例えば、今はもうないんですけど、『いますぐ抱きしめたい』(*7)に出て来る調景嶺という所は、国民党の残党が中国から台湾に渡れなくて、そこに押し込められちゃった『陸の孤島』と呼ばれる所なんです。今はもう開発で全部追い出しちゃったんですけど、それも勉強をすれば意味がわかることで、やっぱりロケ地を探す楽しさ、ロケ地を訪ねればもっと映画が好きになるっていうのが自分でわかった。それ以来、皆にそればっかり言ってますね。」
●香港アディクトクラブの発足と顛末
M「話が前後しますけど、92年頃からかな。
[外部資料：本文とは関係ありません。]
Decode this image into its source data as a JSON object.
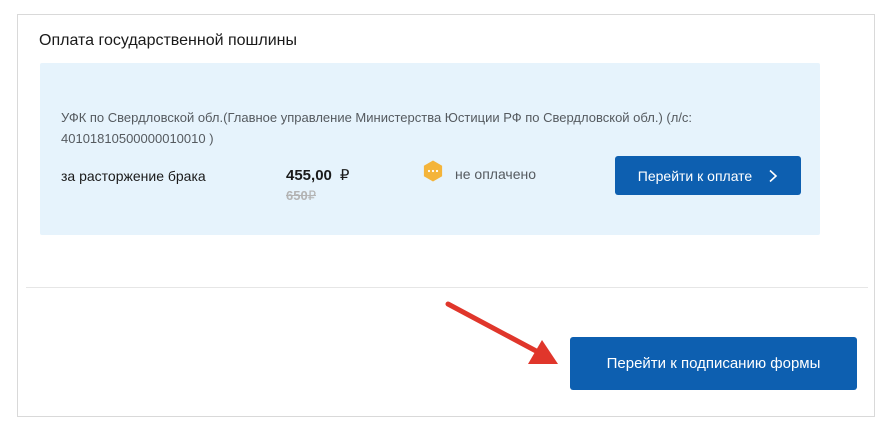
{
  "payment": {
    "title": "Оплата государственной пошлины",
    "recipient": "УФК по Свердловской обл.(Главное управление Министерства Юстиции РФ по Свердловской обл.) (л/с: 40101810500000010010 )",
    "purpose": "за расторжение брака",
    "amount": "455,00",
    "currency": "₽",
    "old_amount": "650",
    "status_icon": "pending-dots-icon",
    "status": "не оплачено",
    "pay_button_label": "Перейти к оплате"
  },
  "actions": {
    "sign_button_label": "Перейти к подписанию формы"
  },
  "annotation": {
    "arrow": "red-pointer-arrow-icon"
  },
  "colors": {
    "primary_button": "#0d5fb0",
    "payment_box_bg": "#e6f3fc",
    "status_icon": "#f4b43a",
    "arrow": "#e0362b"
  }
}
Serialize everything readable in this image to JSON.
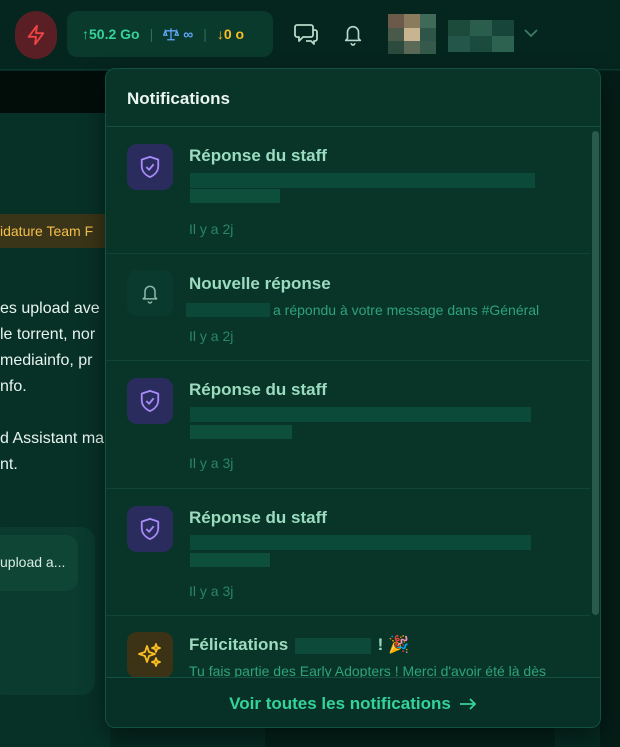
{
  "topbar": {
    "bolt_icon": "lightning-bolt-icon",
    "stats": {
      "upload": "↑50.2 Go",
      "ratio_icon": "scale-balance-icon",
      "ratio": "∞",
      "download": "↓0 o",
      "separator": "|"
    },
    "chat_icon": "chat-bubbles-icon",
    "bell_icon": "bell-icon",
    "menu_icon": "chevron-down-icon"
  },
  "background": {
    "banner_text": "idature Team F",
    "paragraph_lines": [
      "es upload ave",
      "le torrent, nor",
      " mediainfo, pr",
      "nfo."
    ],
    "paragraph2_lines": [
      "d Assistant ma",
      "nt."
    ],
    "pill_text": "upload a..."
  },
  "notifications": {
    "title": "Notifications",
    "items": [
      {
        "type": "staff",
        "icon": "shield-check-icon",
        "title": "Réponse du staff",
        "time": "Il y a 2j"
      },
      {
        "type": "reply",
        "icon": "bell-icon",
        "title": "Nouvelle réponse",
        "message": "a répondu à votre message dans #Général",
        "time": "Il y a 2j"
      },
      {
        "type": "staff",
        "icon": "shield-check-icon",
        "title": "Réponse du staff",
        "time": "Il y a 3j"
      },
      {
        "type": "staff",
        "icon": "shield-check-icon",
        "title": "Réponse du staff",
        "time": "Il y a 3j"
      },
      {
        "type": "congrats",
        "icon": "sparkles-icon",
        "title": "Félicitations",
        "title_suffix": "! 🎉",
        "message": "Tu fais partie des Early Adopters ! Merci d'avoir été là dès"
      }
    ],
    "footer_label": "Voir toutes les notifications",
    "footer_icon": "arrow-right-icon"
  },
  "colors": {
    "accent": "#34d399",
    "staff_icon": "#a78bfa",
    "congrats_icon": "#fbbf24",
    "bolt": "#ef4444"
  }
}
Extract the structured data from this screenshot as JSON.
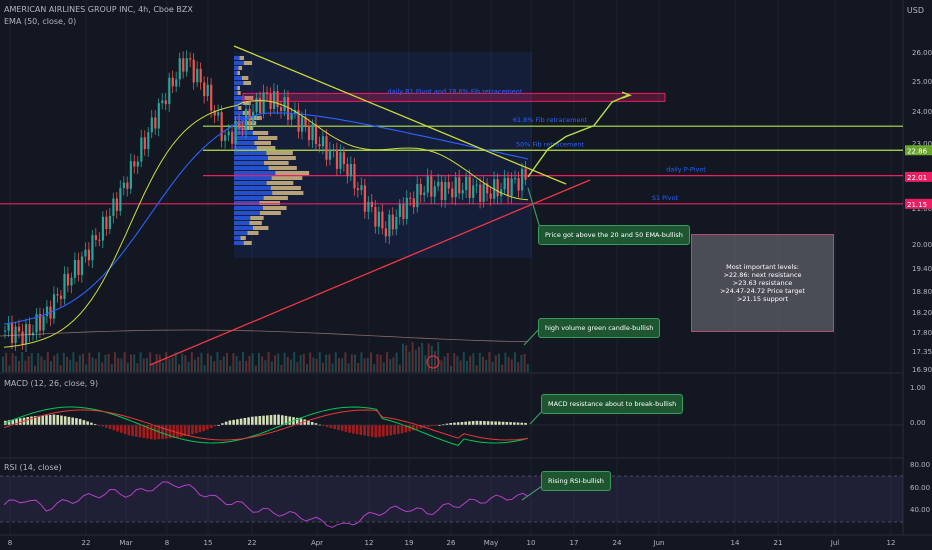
{
  "header": {
    "symbol_line": "AMERICAN AIRLINES GROUP INC, 4h, Cboe BZX",
    "ema_line": "EMA (50, close, 0)",
    "macd_line": "MACD (12, 26, close, 9)",
    "rsi_line": "RSI (14, close)",
    "currency": "USD"
  },
  "colors": {
    "background": "#131722",
    "up": "#26a69a",
    "down": "#ef5350",
    "ema50": "#2962ff",
    "ma20": "#cddc39",
    "level_green": "#b5e24b",
    "pivot_red": "#e91e63",
    "trend_red": "#f23645",
    "rsi": "#b540c8",
    "macd": "#00c853",
    "signal": "#e53935"
  },
  "chart_data": [
    {
      "type": "candlestick",
      "title": "AMERICAN AIRLINES GROUP INC, 4h, Cboe BZX",
      "y_axis_labels": [
        "26.00",
        "25.00",
        "24.00",
        "23.00",
        "22.00",
        "21.00",
        "20.00",
        "19.40",
        "18.80",
        "18.20",
        "17.80",
        "17.35",
        "16.90"
      ],
      "x_axis_labels": [
        "8",
        "22",
        "Mar",
        "8",
        "15",
        "22",
        "Apr",
        "12",
        "19",
        "26",
        "May",
        "10",
        "17",
        "24",
        "Jun",
        "14",
        "21",
        "Jul",
        "12"
      ],
      "price_tags": [
        {
          "value": "22.86",
          "kind": "level"
        },
        {
          "value": "22.01",
          "kind": "last"
        },
        {
          "value": "21.15",
          "kind": "pivot"
        }
      ],
      "levels": [
        {
          "label": "daily R1 Pivot and 78.6% Fib retracement",
          "price": 24.55,
          "color": "#e91e63"
        },
        {
          "label": "61.8% Fib retracement",
          "price": 23.63,
          "color": "#b5e24b"
        },
        {
          "label": "50% Fib retracement",
          "price": 22.86,
          "color": "#b5e24b"
        },
        {
          "label": "daily P-Pivot",
          "price": 22.05,
          "color": "#e91e63"
        },
        {
          "label": "S1 Pivot",
          "price": 21.15,
          "color": "#e91e63"
        }
      ],
      "close_path": [
        [
          "8",
          17.1
        ],
        [
          "14",
          16.95
        ],
        [
          "22",
          17.55
        ],
        [
          "Mar",
          18.6
        ],
        [
          "4",
          19.5
        ],
        [
          "8",
          20.5
        ],
        [
          "11",
          21.8
        ],
        [
          "15",
          23.2
        ],
        [
          "18",
          24.6
        ],
        [
          "20",
          25.8
        ],
        [
          "22",
          24.8
        ],
        [
          "25",
          23.2
        ],
        [
          "29",
          23.8
        ],
        [
          "Apr",
          24.6
        ],
        [
          "5",
          24.2
        ],
        [
          "8",
          23.6
        ],
        [
          "12",
          22.9
        ],
        [
          "15",
          22.4
        ],
        [
          "19",
          21.2
        ],
        [
          "21",
          20.3
        ],
        [
          "23",
          21.1
        ],
        [
          "26",
          21.7
        ],
        [
          "29",
          21.6
        ],
        [
          "May",
          21.7
        ],
        [
          "5",
          21.5
        ],
        [
          "8",
          21.7
        ],
        [
          "10",
          22.01
        ]
      ],
      "projection_path": [
        22.01,
        22.9,
        23.3,
        23.65,
        24.4,
        24.62
      ]
    },
    {
      "type": "bar",
      "title": "MACD (12, 26, close, 9)",
      "y_axis_labels": [
        "1.00",
        "0.00"
      ],
      "histogram_sample": [
        0.1,
        0.2,
        0.25,
        0.15,
        -0.05,
        -0.25,
        -0.35,
        -0.3,
        -0.15,
        0.1,
        0.2,
        0.25,
        0.15,
        -0.05,
        -0.2,
        -0.3,
        -0.2,
        -0.05,
        0.05,
        0.1,
        0.08,
        0.05
      ],
      "annotation": "MACD resistance about to break-bullish"
    },
    {
      "type": "line",
      "title": "RSI (14, close)",
      "y_axis_labels": [
        "80.00",
        "60.00",
        "40.00"
      ],
      "overbought": 70,
      "oversold": 30,
      "values_sample": [
        55,
        60,
        52,
        58,
        62,
        66,
        64,
        70,
        74,
        68,
        60,
        56,
        50,
        48,
        45,
        40,
        36,
        44,
        50,
        52,
        48,
        54,
        57,
        60,
        62
      ]
    }
  ],
  "annotations": {
    "ema_callout": "Price got above the 20 and 50 EMA-bullish",
    "volume_callout": "high volume green candle-bullish",
    "macd_callout": "MACD resistance about to break-bullish",
    "rsi_callout": "Rising RSI-bullish",
    "levels_box": {
      "title": "Most important levels:",
      "lines": [
        ">22.86: next resistance",
        ">23.63 resistance",
        ">24.47-24.72 Price target",
        ">21.15 support"
      ]
    }
  }
}
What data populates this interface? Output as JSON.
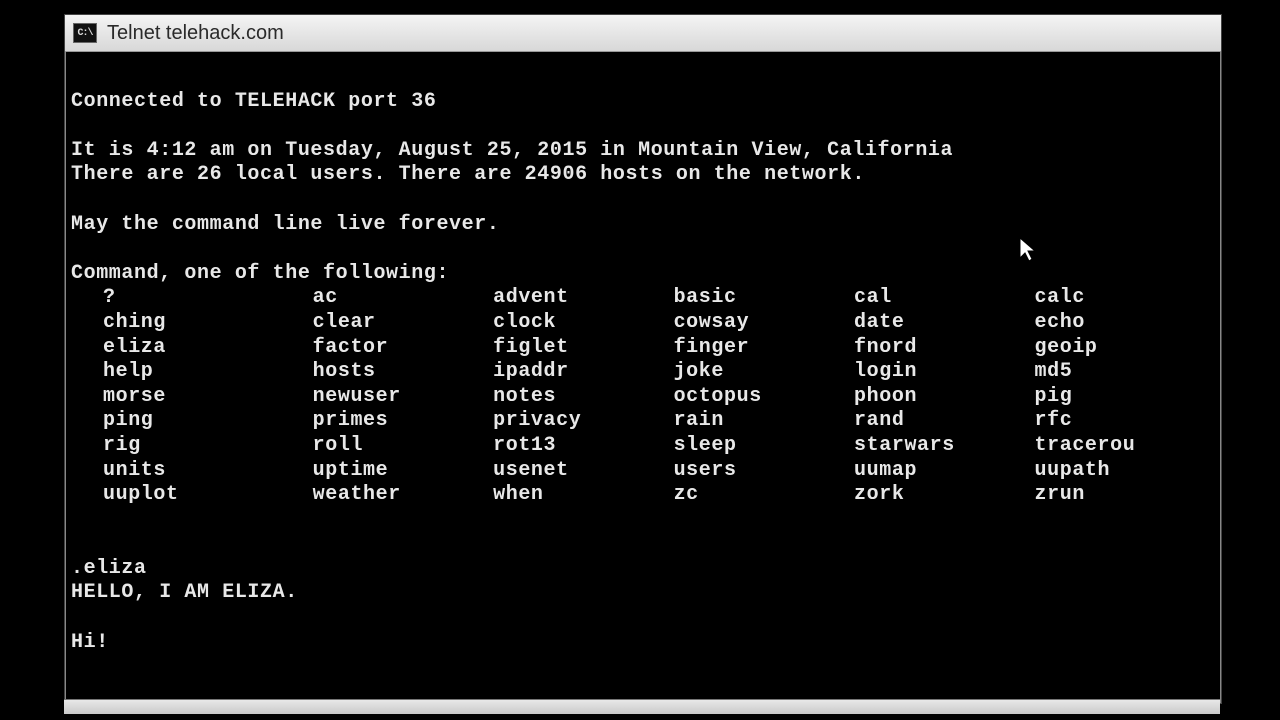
{
  "window": {
    "title": "Telnet telehack.com",
    "icon_label": "C:\\"
  },
  "terminal": {
    "connected_line": "Connected to TELEHACK port 36",
    "datetime_line": "It is 4:12 am on Tuesday, August 25, 2015 in Mountain View, California",
    "users_line": "There are 26 local users. There are 24906 hosts on the network.",
    "motto_line": "May the command line live forever.",
    "command_prompt_line": "Command, one of the following:",
    "commands": [
      [
        "?",
        "ac",
        "advent",
        "basic",
        "cal",
        "calc"
      ],
      [
        "ching",
        "clear",
        "clock",
        "cowsay",
        "date",
        "echo"
      ],
      [
        "eliza",
        "factor",
        "figlet",
        "finger",
        "fnord",
        "geoip"
      ],
      [
        "help",
        "hosts",
        "ipaddr",
        "joke",
        "login",
        "md5"
      ],
      [
        "morse",
        "newuser",
        "notes",
        "octopus",
        "phoon",
        "pig"
      ],
      [
        "ping",
        "primes",
        "privacy",
        "rain",
        "rand",
        "rfc"
      ],
      [
        "rig",
        "roll",
        "rot13",
        "sleep",
        "starwars",
        "tracerou"
      ],
      [
        "units",
        "uptime",
        "usenet",
        "users",
        "uumap",
        "uupath"
      ],
      [
        "uuplot",
        "weather",
        "when",
        "zc",
        "zork",
        "zrun"
      ]
    ],
    "user_command": ".eliza",
    "eliza_greeting": "HELLO, I AM ELIZA.",
    "user_input": "Hi!"
  }
}
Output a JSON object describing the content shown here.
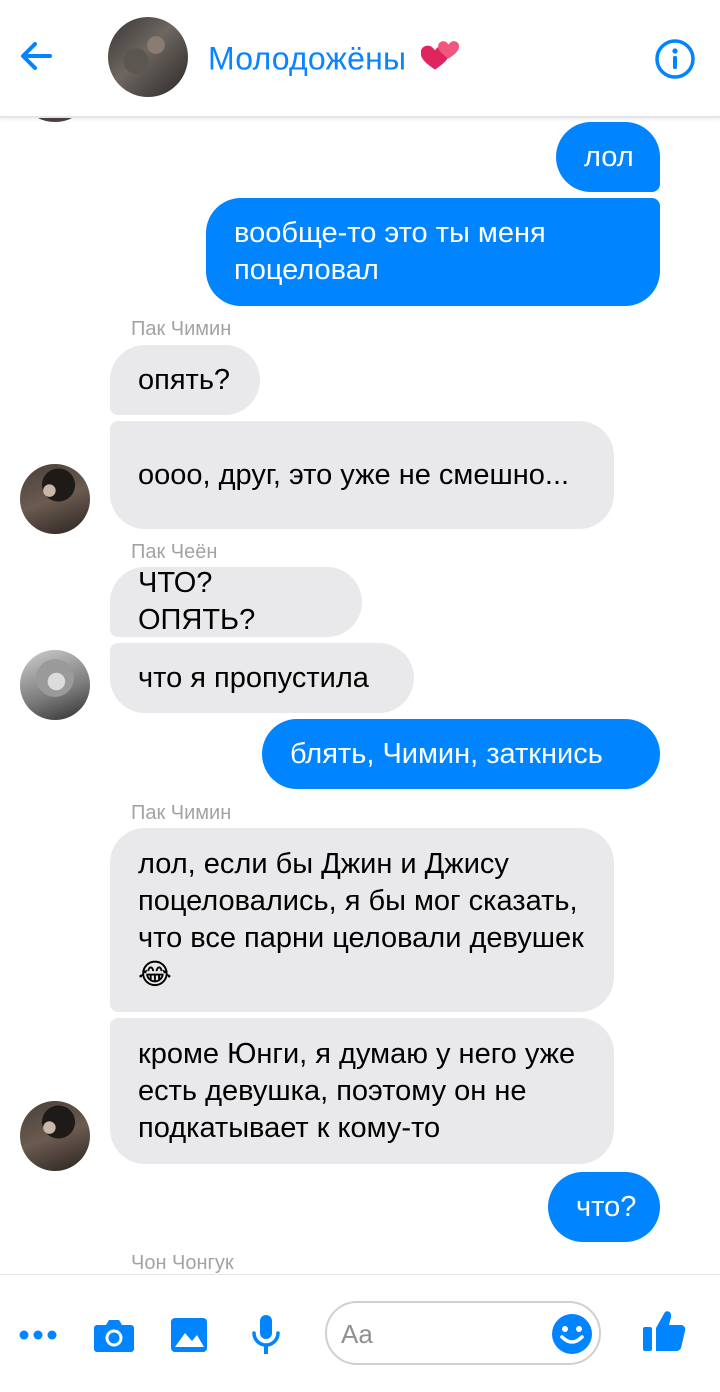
{
  "header": {
    "title": "Молодожёны",
    "title_icon": "two-hearts-icon",
    "back_icon": "arrow-left-icon",
    "info_icon": "info-icon"
  },
  "colors": {
    "accent": "#0084ff",
    "incoming_bubble": "#e9e9eb",
    "sender_text": "#a3a3a3"
  },
  "messages": [
    {
      "from": "me",
      "text": "лол"
    },
    {
      "from": "me",
      "text": "вообще-то это ты меня поцеловал"
    },
    {
      "sender": "Пак Чимин",
      "text": "опять?"
    },
    {
      "sender": "Пак Чимин",
      "text": "оооо, друг, это уже не смешно..."
    },
    {
      "sender": "Пак Чеён",
      "text": "ЧТО? ОПЯТЬ?"
    },
    {
      "sender": "Пак Чеён",
      "text": "что я пропустила"
    },
    {
      "from": "me",
      "text": "блять, Чимин, заткнись"
    },
    {
      "sender": "Пак Чимин",
      "text": "лол, если бы Джин и Джису поцеловались, я бы мог сказать, что все парни целовали девушек 😂"
    },
    {
      "sender": "Пак Чимин",
      "text": "кроме Юнги, я думаю у него уже есть девушка, поэтому он не подкатывает к кому-то"
    },
    {
      "from": "me",
      "text": "что?"
    }
  ],
  "senders": {
    "jimin_1": "Пак Чимин",
    "chaeyoung": "Пак Чеён",
    "jimin_2": "Пак Чимин",
    "jungkook": "Чон Чонгук"
  },
  "composer": {
    "placeholder": "Aa",
    "icons": [
      "more-icon",
      "camera-icon",
      "image-icon",
      "microphone-icon",
      "emoji-icon",
      "thumbs-up-icon"
    ]
  }
}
まだお勤めしていた時に『香港アディクトクラブ』っていう会員紙をやってたんです。まだインターネットとかない時代で、自分でワープロ打って、切り貼りして写真とか貼ってコピーして…。会員が500人位いて、一応会費はいただいてましたが、ほとんどが持ち出しでした。当時は2ヶ月に1回くらい香港に通っていた頃で、香港スターのコンサートには全部行ってた。映画とかコンサートとか、2ヶ月に1回も行ってこんなに情報を持っているのに、一人で楽しんでるのはもったいないと思った訳です。それで、香港で買って来た雑誌や記事を翻訳して作っていたんです。
ところが、突然なくなったんですね。なぜかというと、会社からもらった古いMacで会員名簿を管理していたんですが、ボンッて火を吹いたんですよ。テレビみたいに火が出た(笑)。データが飛んで呆然自失…。」
(驚!)…それでなくなったんですか?
M「そう。会費を取っているので、何人かよく知っている人には連絡を取って、わかる限りの人にはお金を返したけれども、不公平になるからそれ以上のことはしないで、知ってる方たちに事情説明の伝言をお願いしたんです。有り難いことに、ほとんど苦情は来ませんでした。逆に今でも年賀状をいただいて感謝しています。
そこへ、うまい具合にインターネットが出て来たんです。もしその後に、インターネットが出て来なかったら、皆さん不満に思ったと思うんですね。すごく楽しみにしてくれてたので。びっちりB4裏表で3〜4枚、月1回で年4000円だったかな。情報が枯渇して求める気持ちが強いと恨まれたでしょうけれど、うま〜い具合にパソコン通信やインターネットの時代に移行して幸運でした。しかもたくさんのスターが日本にしげしげと来るようになって、会えると気持ちが満足するじゃないですか。その流れに助けられました。
私ってある意味、低空飛行の達人なんです(笑)。高くは飛べないけれど、低いところで墜落しない。私が本を書いたりすると、前の会員の方からお手紙をいただいて、活躍してくれてうれしいと言ってくださって。そういう方たちが本を買ってくださる訳ですけど、やっぱり『香港アディクトクラブ』をやっていたから、ファンの中で認知度が上がったと思うんです。私の名前は覚えやすいっていうか、芸能人の名前みたいに思うらしいんですね。名前として、字づらとしてインパクトがあるらしくって、それもプラスでした。
本気で営業したのは1回だけなんです。それは、関谷さんが編集長になる前のポップアジアで、読者カードに『どういう人に書いて欲しいですか?』とあったので『私』って書いたんですよ。そうしたら、当時の編集長が『あんた面白い人だね』って電話をくれて、それでジャッキー・チュンのコンサート・レポート(95 年の香港公演)を書いたのが、初めての仕事なんです。」